Trademark Appeal Case
効能表示の識別力
本データベースは、特許庁の審決例をAIで解析・要約したものです。拒絶理由通知に対する意見書作成や、審判請求書等の作成時の参考としてお役立てください。
基本情報
| 審判番号 | 不服2014−5832(T2014−5832/J1) |
|---|---|
| 審判種別 | 不服 |
| 結論 | 敗訴(請求棄却) |
理由テキスト
1 本願商標
本願商標は、「息まで、磨こう」の文字を標準文字で表してなり、第3類「歯磨き」を指定商品として、平成25年6月17日に登録出願されたものである。
2 原査定の拒絶の理由
原査定は、「本願商標は、『息まで、磨こう』の文字を標準文字で表してなるところ、口臭(息)をも予防する歯磨きが販売されていることから、本願商標をその指定商品について使用しても、これに接する取引者、需要者は、『歯磨きをすることにより(歯を磨くのみならず)口臭(息)をも予防できる』といった程度のことを表したものと理解する場合も決して少なくないものといえ、需要者が何人かの業務にかかる商品であることを認識することができないものといわざるを得ない。したがって、本願商標は、商標法第3条第1項第6号に該当する。」旨認定、判断し、本願を拒絶したものである。
3 当審における証拠調べ通知
当審において、本願商標が商標法第3条第1項第6号に該当するか否かについて、職権に基づく証拠調べを行ったところ、別掲に示すとおりの事実を発見したので、同法第56条第1項で準用する特許法第150条第5項の規定に基づき、請求人に対し、平成27年1月27日付けで証拠調べの結果を通知した。
4 証拠調べ通知に対する請求人の意見
請求人は、前記3の証拠調べ通知に対し、何ら意見を述べていない。
5 当審の判断
本願商標は、前記1のとおり、「息まで、磨こう」の文字を表してなるものであるところ、別掲の証拠調べ通知のとおり、「歯磨き」及びこれと需要者を共通にするオーラルケア用の商品又は役務において、口臭予防の観点から、「息まで磨く」「息をきれいにする」等の表示が一般に使用されていること及び口臭予防効果を謳った「歯磨き」の取引の実情を踏まえると、本願商標に接する取引者、需要者は、その指定商品との関係において、その構成文字全体から「息に至るまで、きれいにしよう」の意味合いを容易に理解するといえる。
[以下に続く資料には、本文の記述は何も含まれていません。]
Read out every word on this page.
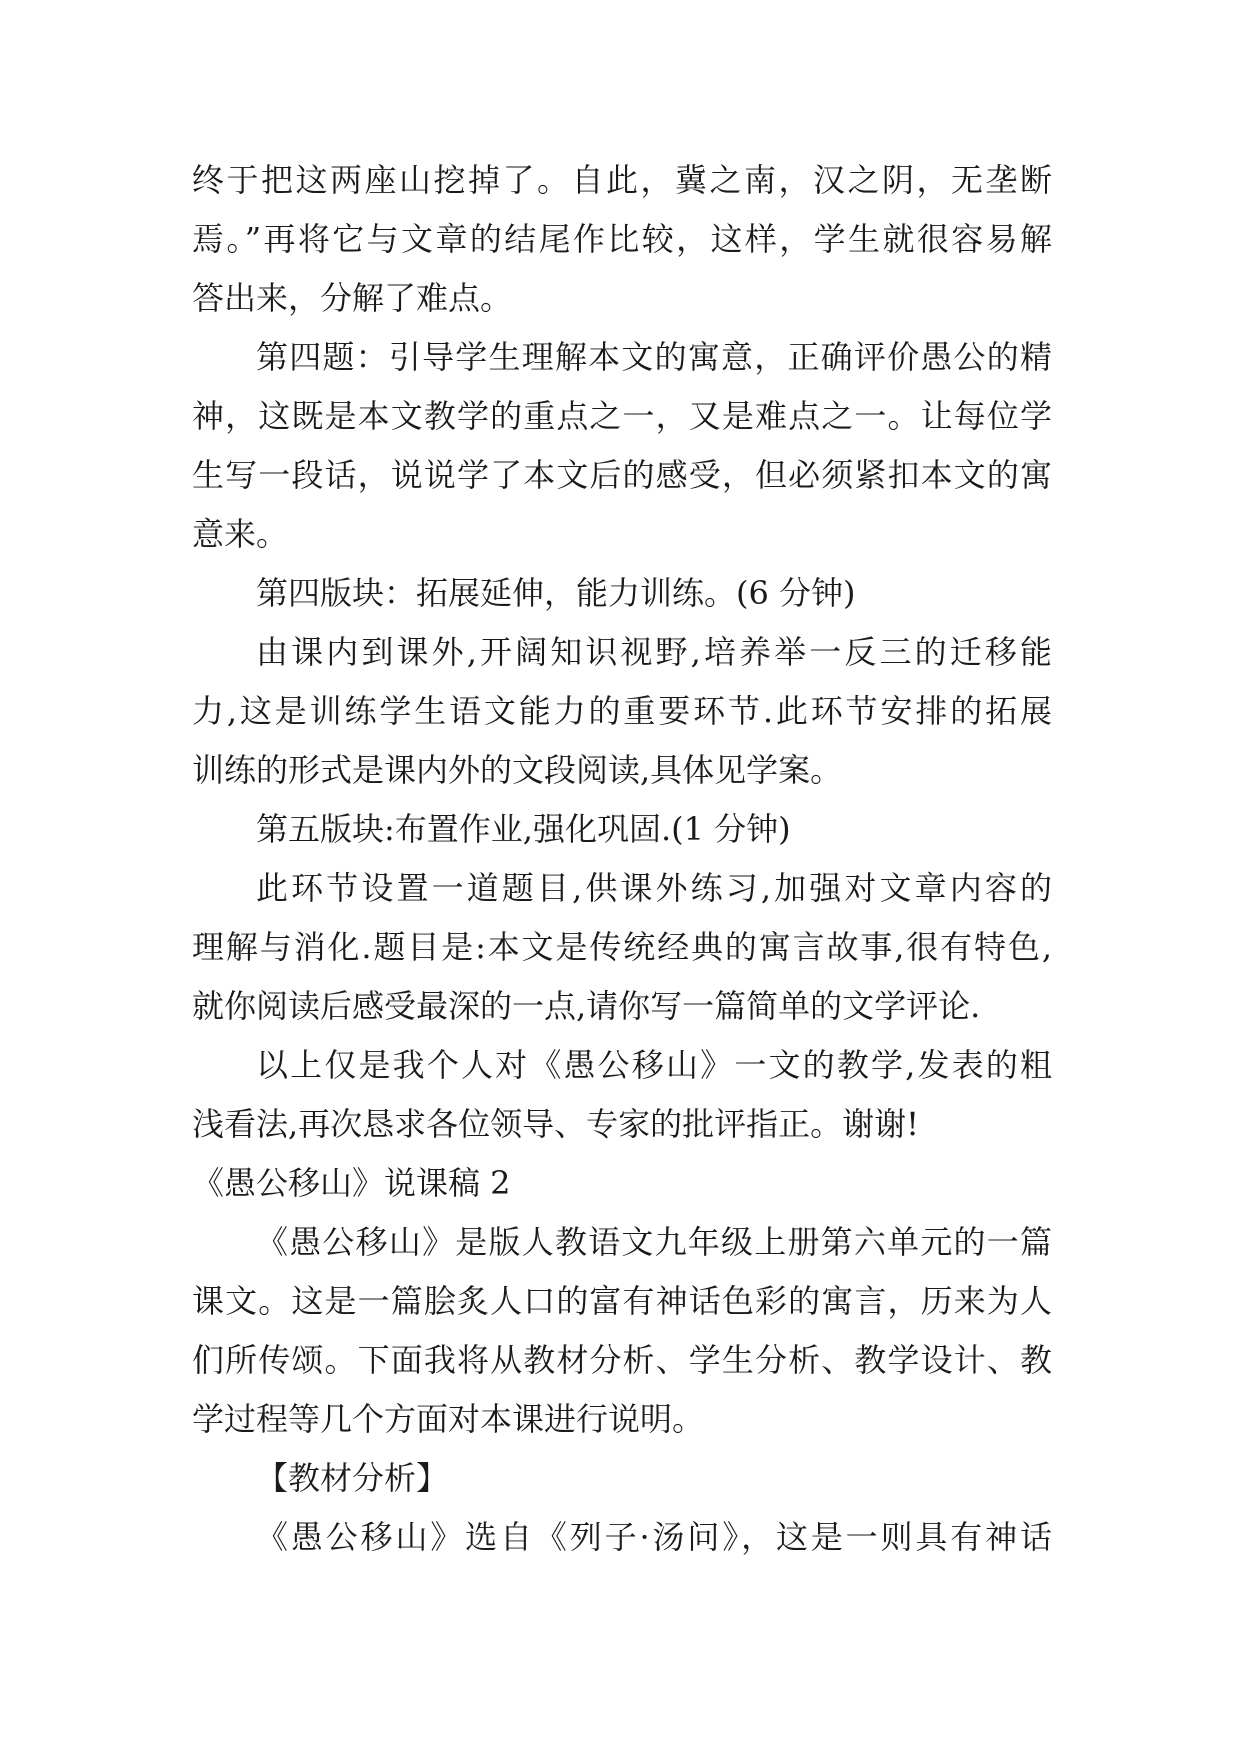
终于把这两座山挖掉了。自此，冀之南，汉之阴，无垄断
焉。”再将它与文章的结尾作比较，这样，学生就很容易解
答出来，分解了难点。
第四题：引导学生理解本文的寓意，正确评价愚公的精
神，这既是本文教学的重点之一，又是难点之一。让每位学
生写一段话，说说学了本文后的感受，但必须紧扣本文的寓
意来。
第四版块：拓展延伸，能力训练。(6 分钟)
由课内到课外,开阔知识视野,培养举一反三的迁移能
力,这是训练学生语文能力的重要环节.此环节安排的拓展
训练的形式是课内外的文段阅读,具体见学案。
第五版块:布置作业,强化巩固.(1 分钟)
此环节设置一道题目,供课外练习,加强对文章内容的
理解与消化.题目是:本文是传统经典的寓言故事,很有特色,
就你阅读后感受最深的一点,请你写一篇简单的文学评论.
以上仅是我个人对《愚公移山》一文的教学,发表的粗
浅看法,再次恳求各位领导、专家的批评指正。谢谢!
《愚公移山》说课稿 2
《愚公移山》是版人教语文九年级上册第六单元的一篇
课文。这是一篇脍炙人口的富有神话色彩的寓言，历来为人
们所传颂。下面我将从教材分析、学生分析、教学设计、教
学过程等几个方面对本课进行说明。
【教材分析】
《愚公移山》选自《列子·汤问》，这是一则具有神话
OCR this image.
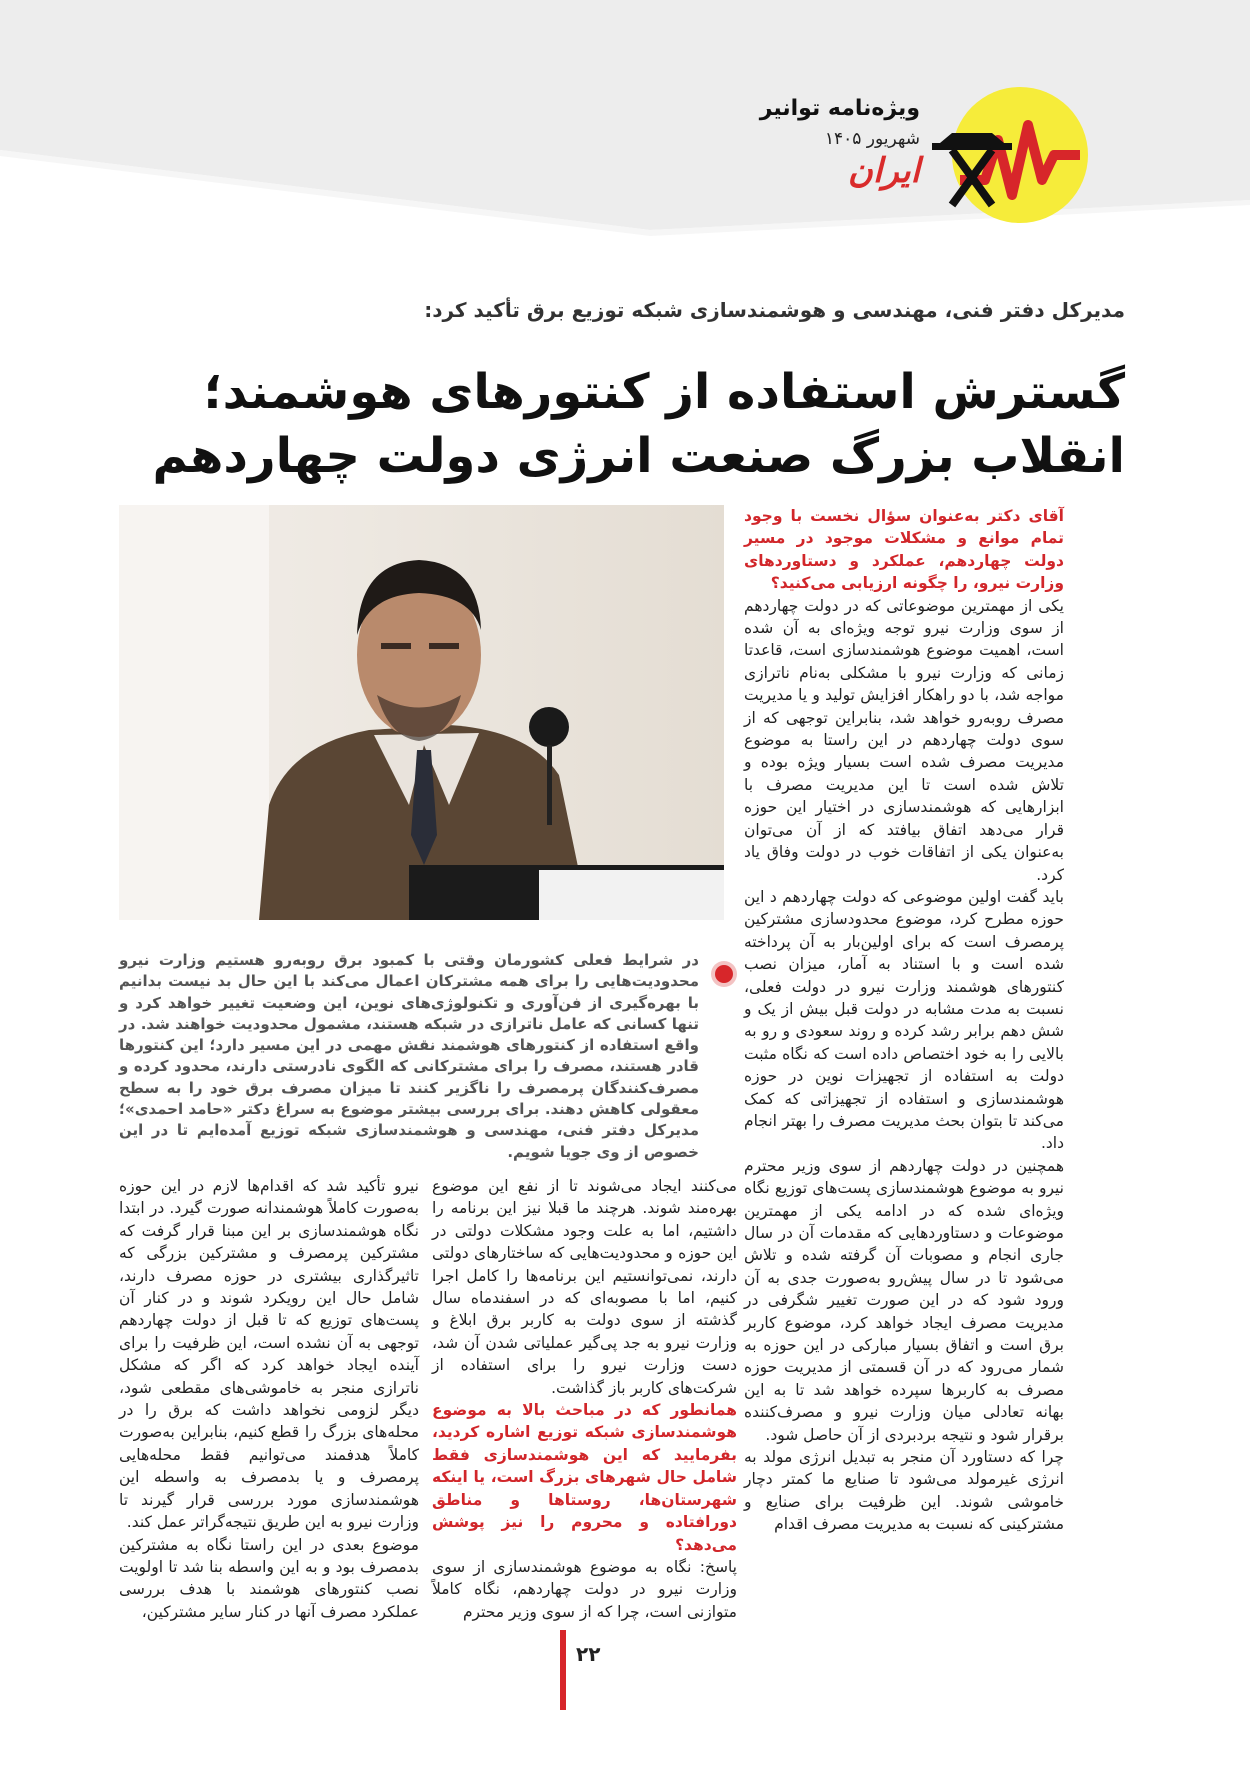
ویژه‌نامه توانیر
شهریور ۱۴۰۵
ایران
مدیرکل دفتر فنی، مهندسی و هوشمندسازی شبکه توزیع برق تأکید کرد:
گسترش استفاده از کنتورهای هوشمند؛
انقلاب بزرگ صنعت انرژی دولت چهاردهم
در شرایط فعلی کشورمان وقتی با کمبود برق روبه‌رو هستیم وزارت نیرو محدودیت‌هایی را برای همه مشترکان اعمال می‌کند با این حال بد نیست بدانیم با بهره‌گیری از فن‌آوری و تکنولوژی‌های نوین، این وضعیت تغییر خواهد کرد و تنها کسانی که عامل ناترازی در شبکه هستند، مشمول محدودیت خواهند شد. در واقع استفاده از کنتورهای هوشمند نقش مهمی در این مسیر دارد؛ این کنتورها قادر هستند، مصرف را برای مشترکانی که الگوی نادرستی دارند، محدود کرده و مصرف‌کنندگان پرمصرف را ناگزیر کنند تا میزان مصرف برق خود را به سطح معقولی کاهش دهند. برای بررسی بیشتر موضوع به سراغ دکتر «حامد احمدی»؛ مدیرکل دفتر فنی، مهندسی و هوشمندسازی شبکه توزیع آمده‌ایم تا در این خصوص از وی جویا شویم.

آقای دکتر به‌عنوان سؤال نخست با وجود تمام موانع و مشکلات موجود در مسیر دولت چهاردهم، عملکرد و دستاوردهای وزارت نیرو، را چگونه ارزیابی می‌کنید؟

یکی از مهمترین موضوعاتی که در دولت چهاردهم از سوی وزارت نیرو توجه ویژه‌ای به آن شده است، اهمیت موضوع هوشمندسازی است، قاعدتا زمانی که وزارت نیرو با مشکلی به‌نام ناترازی مواجه شد، با دو راهکار افزایش تولید و یا مدیریت مصرف روبه‌رو خواهد شد، بنابراین توجهی که از سوی دولت چهاردهم در این راستا به موضوع مدیریت مصرف شده است بسیار ویژه بوده و تلاش شده است تا این مدیریت مصرف با ابزارهایی که هوشمندسازی در اختیار این حوزه قرار می‌دهد اتفاق بیافتد که از آن می‌توان به‌عنوان یکی از اتفاقات خوب در دولت وفاق یاد کرد.

باید گفت اولین موضوعی که دولت چهاردهم د این حوزه مطرح کرد، موضوع محدودسازی مشترکین پرمصرف است که برای اولین‌بار به آن پرداخته شده است و با استناد به آمار، میزان نصب کنتورهای هوشمند وزارت نیرو در دولت فعلی، نسبت به مدت مشابه در دولت قبل بیش از یک و شش دهم برابر رشد کرده و روند سعودی و رو به بالایی را به خود اختصاص داده است که نگاه مثبت دولت به استفاده از تجهیزات نوین در حوزه هوشمندسازی و استفاده از تجهیزاتی که کمک می‌کند تا بتوان بحث مدیریت مصرف را بهتر انجام داد.

همچنین در دولت چهاردهم از سوی وزیر محترم نیرو به موضوع هوشمندسازی پست‌های توزیع نگاه ویژه‌ای شده که در ادامه یکی از مهمترین موضوعات و دستاوردهایی که مقدمات آن در سال جاری انجام و مصوبات آن گرفته شده و تلاش می‌شود تا در سال پیش‌رو به‌صورت جدی به آن ورود شود که در این صورت تغییر شگرفی در مدیریت مصرف ایجاد خواهد کرد، موضوع کاربر برق است و اتفاق بسیار مبارکی در این حوزه به شمار می‌رود که در آن قسمتی از مدیریت حوزه مصرف به کاربرها سپرده خواهد شد تا به این بهانه تعادلی میان وزارت نیرو و مصرف‌کننده برقرار شود و نتیجه بردبردی از آن حاصل شود.

چرا که دستاورد آن منجر به تبدیل انرژی مولد به انرژی غیرمولد می‌شود تا صنایع ما کمتر دچار خاموشی شوند. این ظرفیت برای صنایع و مشترکینی که نسبت به مدیریت مصرف اقدام

می‌کنند ایجاد می‌شوند تا از نفع این موضوع بهره‌مند شوند. هرچند ما قبلا نیز این برنامه را داشتیم، اما به علت وجود مشکلات دولتی در این حوزه و محدودیت‌هایی که ساختارهای دولتی دارند، نمی‌توانستیم این برنامه‌ها را کامل اجرا کنیم، اما با مصوبه‌ای که در اسفندماه سال گذشته از سوی دولت به کاربر برق ابلاغ و وزارت نیرو به جد پی‌گیر عملیاتی شدن آن شد، دست وزارت نیرو را برای استفاده از شرکت‌های کاربر باز گذاشت.

همانطور که در مباحث بالا به موضوع هوشمندسازی شبکه توزیع اشاره کردید، بفرمایید که این هوشمندسازی فقط شامل حال شهرهای بزرگ است، یا اینکه شهرستان‌ها، روستاها و مناطق دورافتاده و محروم را نیز پوشش می‌دهد؟

پاسخ: نگاه به موضوع هوشمندسازی از سوی وزارت نیرو در دولت چهاردهم، نگاه کاملاً متوازنی است، چرا که از سوی وزیر محترم

نیرو تأکید شد که اقدام‌ها لازم در این حوزه به‌صورت کاملاً هوشمندانه صورت گیرد. در ابتدا نگاه هوشمندسازی بر این مبنا قرار گرفت که مشترکین پرمصرف و مشترکین بزرگی که تاثیرگذاری بیشتری در حوزه مصرف دارند، شامل حال این رویکرد شوند و در کنار آن پست‌های توزیع که تا قبل از دولت چهاردهم توجهی به آن نشده است، این ظرفیت را برای آینده ایجاد خواهد کرد که اگر که مشکل ناترازی منجر به خاموشی‌های مقطعی شود، دیگر لزومی نخواهد داشت که برق را در محله‌های بزرگ را قطع کنیم، بنابراین به‌صورت کاملاً هدفمند می‌توانیم فقط محله‌هایی پرمصرف و یا بدمصرف به واسطه این هوشمندسازی مورد بررسی قرار گیرند تا وزارت نیرو به این طریق نتیجه‌گراتر عمل کند.

موضوع بعدی در این راستا نگاه به مشترکین بدمصرف بود و به این واسطه بنا شد تا اولویت نصب کنتورهای هوشمند با هدف بررسی عملکرد مصرف آنها در کنار سایر مشترکین،

۲۲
してみると、本願商標は、これがその指定商品に使用された場合、看者をして歯磨きをすることにより、(歯を磨くのみならず)口臭(息のいやな臭い)までも予防できる効果のある商品であることを記述したものとして理解するに止まり、商品の出所識別標識として認識するものとはいえず、需要者が何人かの業務に係る商品であることを認識することができないものといわざるを得ない。
したがって、本願商標は、商標法第3条第1項第6号に該当するものであるから、登録することができない。
よって、結論のとおり審決する。